Comprare la musica sembra dunque essere da questo punto di vista il modo giusto di consumarla: acquistare un album significa credere, investire in quell’artista, mostrare rispetto per il lavoro che è stato fatto. Taylor ha proseguito questo discorso dicendo: “Penso davvero che noi nell’industria musicale possiamo lavorare insieme per unire la tecnologia all’integrità. E penso che possiamo ancora insegnare alle nuove generazioni ad investire nella musica e non a consumarla in maniera effimera”. La politica di Spotify sembra invece andare proprio in questa direzione: ascoltare musica in streaming risulta essere una pratica frammentaria. La facilità con cui si ha accesso alla musica in streaming può essere vista come un’arma a doppio taglio, che porta il più delle volte ad un ascolto distratto, casuale. Spesso e volentieri queste modalità di fruizione  finiscono per distruggere e svalorizzare non solo le canzoni in sé ma anche quell’insieme che è l’album e il lavoro che ci sta dietro. Basti pensare al modo in cui la maggior parte degli utenti utilizza Spotify, per esempio ascoltando i brani più popolari, ovvero un mix di canzoni poste in maniera disordinata e appartenenti ad album differenti. Certo, a volte questo è il modo migliore per approcciarsi a un cantante che non si conosce e scoprire se è affine ai nostri gusti, ma dall’altro lato distrugge quel “racconto” che è l’album e svalorizza aspetti quali, ad esempio, l’ordine delle canzoni, che non è mai frutto di una scelta casuale. L’album nella sua interezza è uno dei volumi che compone la biografia di un artista e il suo valore (come di qualsiasi altra opera) sta soprattutto nelle scelte fatte, nei dettagli: cosa raccontare, come, in che ordine. Che senso avrebbe leggere solo alcuni capitoli di un libro? Oppure saltare dal capitolo 2 al capitolo 5 per poi passare al 3 di un altro libro?

 

Immaginepeace
I Peace in una mal riuscita quartina (metricamente parlando) cercano di convincervi a comprare il loro ultimo album

Oltre all’aspetto artistico c’è ovviamente quello economico: i profitti che gli artisti ricavano con la vendita di dischi e biglietti sono infatti nettamente superiori a quelli dello streaming via internet, che risultano molte volte irrisori se paragonati alle altre fonti di guadagno, anche se il prodotto - la musica - è lo stesso. In altre parole, il compenso che chi scrive e compone musica dovrebbe ottenere grazie al proprio lavoro, che è pur sempre una forma d’arte, dovrebbe essere più alto. Riguardo a questo ultimo punto Spotify si difende dicendo che fino ad ora oltre due miliardi di dollari (cioè il 70% dei ricavi) sono stati pagati all’industria musicale e che i guadagni continueranno a crescere con l’aumento degli abbonati. Ci credete? Taylor, il suo management e molti altri musicisti no.

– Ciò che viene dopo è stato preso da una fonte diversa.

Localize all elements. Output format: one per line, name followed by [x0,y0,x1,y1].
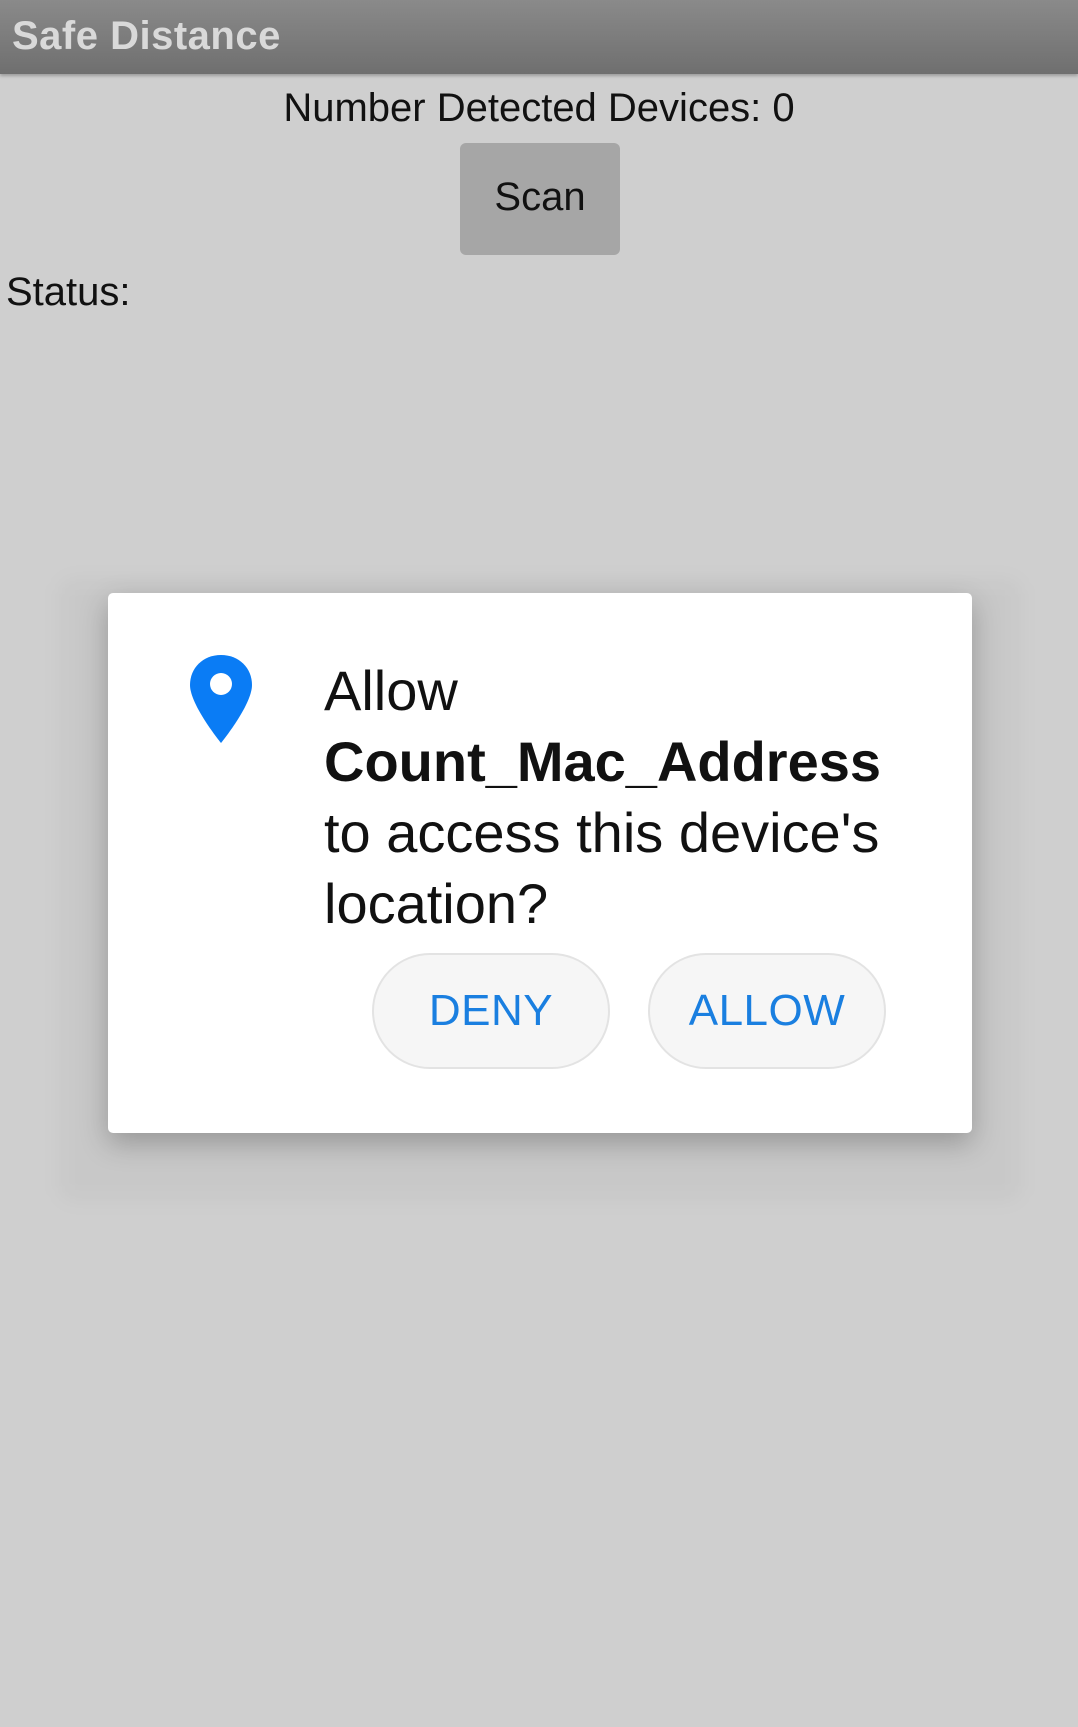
location-permission-dialog: Allow Count_Mac_Address to access this d… [108,593,972,1133]
scan-button[interactable]: Scan [460,143,620,255]
app-title: Safe Distance [12,14,281,58]
allow-button[interactable]: ALLOW [648,953,886,1069]
device-count-label: Number Detected Devices: 0 [283,86,795,130]
app-bar: Safe Distance [0,0,1078,74]
location-pin-icon [190,655,252,743]
dialog-message: Allow Count_Mac_Address to access this d… [324,655,944,939]
dialog-message-line2: location? [324,872,549,935]
status-label: Status: [6,270,131,314]
dialog-app-name: Count_Mac_Address [324,730,882,793]
dialog-message-prefix: Allow [324,659,458,722]
dialog-message-line1: to access this device's [324,801,880,864]
deny-button[interactable]: DENY [372,953,610,1069]
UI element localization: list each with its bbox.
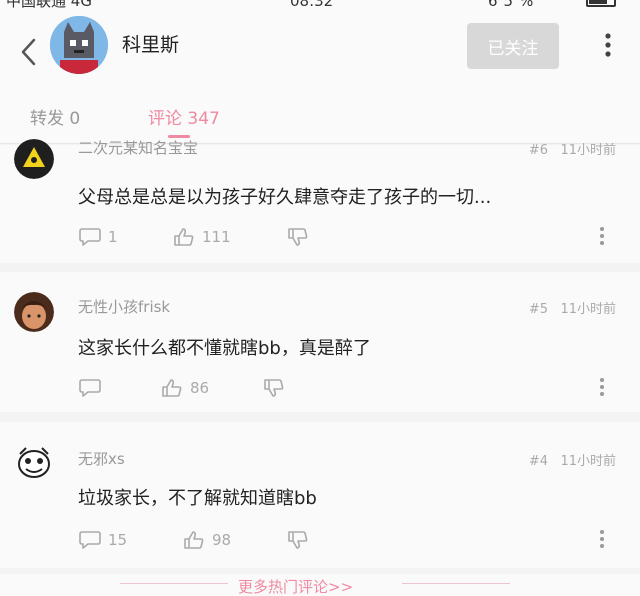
like-count: 98 xyxy=(212,531,232,549)
comment-more-button[interactable] xyxy=(598,225,606,247)
comment-text: 这家长什么都不懂就瞎bb，真是醉了 xyxy=(78,338,371,359)
chevron-left-icon xyxy=(21,38,36,66)
commenter-avatar[interactable] xyxy=(14,292,54,332)
comment-meta: #6 11小时前 xyxy=(529,139,616,158)
profile-name: 科里斯 xyxy=(122,34,180,56)
comment-text: 父母总是总是以为孩子好久肆意夺走了孩子的一切... xyxy=(78,187,492,208)
tab-comments[interactable]: 评论 347 xyxy=(148,104,220,129)
like-button[interactable]: 86 xyxy=(160,378,209,398)
comment-time: 11小时前 xyxy=(560,143,616,158)
like-count: 111 xyxy=(202,228,231,246)
thumbs-down-icon xyxy=(288,228,308,246)
more-options-button[interactable] xyxy=(600,30,616,60)
thumbs-down-icon xyxy=(288,531,308,549)
reply-button[interactable]: 15 xyxy=(78,530,127,550)
speech-bubble-icon xyxy=(79,531,101,549)
more-hot-comments-link[interactable]: 更多热门评论>> xyxy=(238,576,353,596)
floor-number: #6 xyxy=(528,143,549,158)
dislike-button[interactable] xyxy=(286,530,310,550)
profile-header: 科里斯 已关注 xyxy=(0,12,640,82)
floor-number: #5 xyxy=(528,302,549,317)
tab-bar: 转发 0 评论 347 xyxy=(0,82,640,144)
vertical-dots-icon xyxy=(600,227,604,245)
back-button[interactable] xyxy=(14,34,44,70)
thumbs-up-icon xyxy=(162,379,182,397)
speech-bubble-icon xyxy=(79,228,101,246)
vertical-dots-icon xyxy=(600,378,604,396)
avatar[interactable] xyxy=(50,16,108,74)
commenter-name[interactable]: 二次元某知名宝宝 xyxy=(78,137,198,158)
like-button[interactable]: 111 xyxy=(172,227,231,247)
reply-button[interactable] xyxy=(78,378,108,398)
carrier-label: 中国联通 4G xyxy=(6,0,92,10)
reply-count: 15 xyxy=(108,531,128,549)
battery-icon xyxy=(586,0,616,7)
dislike-button[interactable] xyxy=(286,227,310,247)
clock: 08:32 xyxy=(290,0,334,10)
thumbs-up-icon xyxy=(184,531,204,549)
like-count: 86 xyxy=(190,379,210,397)
following-button[interactable]: 已关注 xyxy=(467,23,559,69)
commenter-name[interactable]: 无邪xs xyxy=(78,448,125,469)
comment-time: 11小时前 xyxy=(560,302,616,317)
reply-count: 1 xyxy=(108,228,118,246)
commenter-avatar[interactable] xyxy=(14,139,54,179)
like-button[interactable]: 98 xyxy=(182,530,231,550)
comment-meta: #5 11小时前 xyxy=(529,298,616,317)
thumbs-up-icon xyxy=(174,228,194,246)
comment-text: 垃圾家长，不了解就知道瞎bb xyxy=(78,488,317,509)
more-comments-bar: 更多热门评论>> xyxy=(0,574,640,596)
comment-time: 11小时前 xyxy=(560,454,616,469)
tab-repost[interactable]: 转发 0 xyxy=(30,104,80,129)
comment-item: 二次元某知名宝宝 #6 11小时前 父母总是总是以为孩子好久肆意夺走了孩子的一切… xyxy=(0,139,640,263)
divider xyxy=(120,583,228,584)
divider xyxy=(402,583,510,584)
battery-percent: 65% xyxy=(488,0,540,10)
comment-item: 无邪xs #4 11小时前 垃圾家长，不了解就知道瞎bb 15 98 xyxy=(0,422,640,568)
comment-more-button[interactable] xyxy=(598,528,606,550)
thumbs-down-icon xyxy=(264,379,284,397)
commenter-avatar[interactable] xyxy=(14,442,54,482)
reply-button[interactable]: 1 xyxy=(78,227,118,247)
comment-meta: #4 11小时前 xyxy=(529,450,616,469)
status-bar: 中国联通 4G 08:32 65% xyxy=(0,0,640,12)
comment-more-button[interactable] xyxy=(598,376,606,398)
vertical-dots-icon xyxy=(600,530,604,548)
commenter-name[interactable]: 无性小孩frisk xyxy=(78,296,170,317)
floor-number: #4 xyxy=(528,454,549,469)
speech-bubble-icon xyxy=(79,379,101,397)
comment-item: 无性小孩frisk #5 11小时前 这家长什么都不懂就瞎bb，真是醉了 86 xyxy=(0,272,640,412)
dislike-button[interactable] xyxy=(262,378,286,398)
vertical-dots-icon xyxy=(605,33,611,57)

Rendere però il servizio solo disponibile a pagamento, come qualche personalità nel mondo della musica vorrebbe, sarebbe una mossa sbagliata, che andrebbe a penalizzare gli artisti in primis: ci sarebbe infatti un’ampia fetta di ascoltatori che non sarebbe disposta a pagare e tornerebbe a ricorrere al caro vecchio metodo della pirateria, scaricando canzoni o ascoltandole su canali quali Soundcloud e Youtube, completamente gratuiti. Rendere Spotify un servizio solo a pagamento penalizzerebbe in particolar modo gli artisti meno conosciuti, che hanno trovato nella piattaforma di streaming musicale un ottimo mezzo per farsi conoscere e guadagnare fan. Spotify, con le playlist e la sezione “artisti simili” è diventata un’ottima vetrina e oggi, nell’era di internet, è addirittura più potente della radio. Rimuovere volontariamente il proprio catalogo sarebbe per i giovani talenti un po’ una forma di suicidio: metaforicamente parlando, l’effetto sarebbe paragonabile a quello che l’iceberg ha avuto sul Titanic. Insomma, decidere di rimanere fuori da Spotify rimane una mossa che solo un’élite ristretta potrebbe permettersi. Qualcuno, come ad esempio Beyoncé e The Black Keys ha preso una posizione intermedia, decidendo di rendere gli album nuovi disponibili solamente qualche settimana dopo la loro uscita, in modo da cercare comunque di incrementare le vendite.

Miss Swift raduna i 2/3 del PIL degli USA a casa sua con la scusa del compleanno, offre loro da bere e li recluta nella squadra. Beyoncé è la prima a cedere (all’alcool e alla proposta d Taylor), Jay Z è indeciso ma segue la moglie perché dopotutto who run the world? GIRLS. Justin è poco convinto ma alla fine si fida dei suoi amici perché anche loro hanno vinto più di un Grammy quindi ok

Scelte di marketing e riunioni segrete a parte, Taylor Swift continua a vestire i panni della piccola rivoluzionaria (cara Taylor, a ‘sto punto tanto vale che l’album lo ribattezziamo 1789, non ti pare?). Alla consegna del premio numero 342398 (nella realtà, 245), ovvero il prestigioso Billboard Woman Of The Year, ha dichiarato: “eventi come questo, che radunano le personalità più influenti del mondo della musica, mi fanno sperare che il giusto dibattito venga avviato e invito tutti voi a prenderne parte”.

Se dopo aver letto questo articolo siete confusi e non sapete da che parte stare, sappiate che chi lo ha scritto si trova nella vostra stessa situazione. La questione è complessa e non esiste una soluzione semplice. Taylor Swift sarà un caso isolato? Oppure cambierà idea e inizierà a cantare “we may eventually get back together”? Cosa succederà se altri grandi nomi della musica decideranno di seguire le sue orme? Sarà la fine di Spotify o l’inizio di una relazione migliore e più equa tra artisti e streaming musicale? Abbiamo la fortuna di vivere in un’epoca in cui l’industria musicale è in una fase di continuo, costante e imprevedibile cambiamento, e dunque lo scopriremo presto.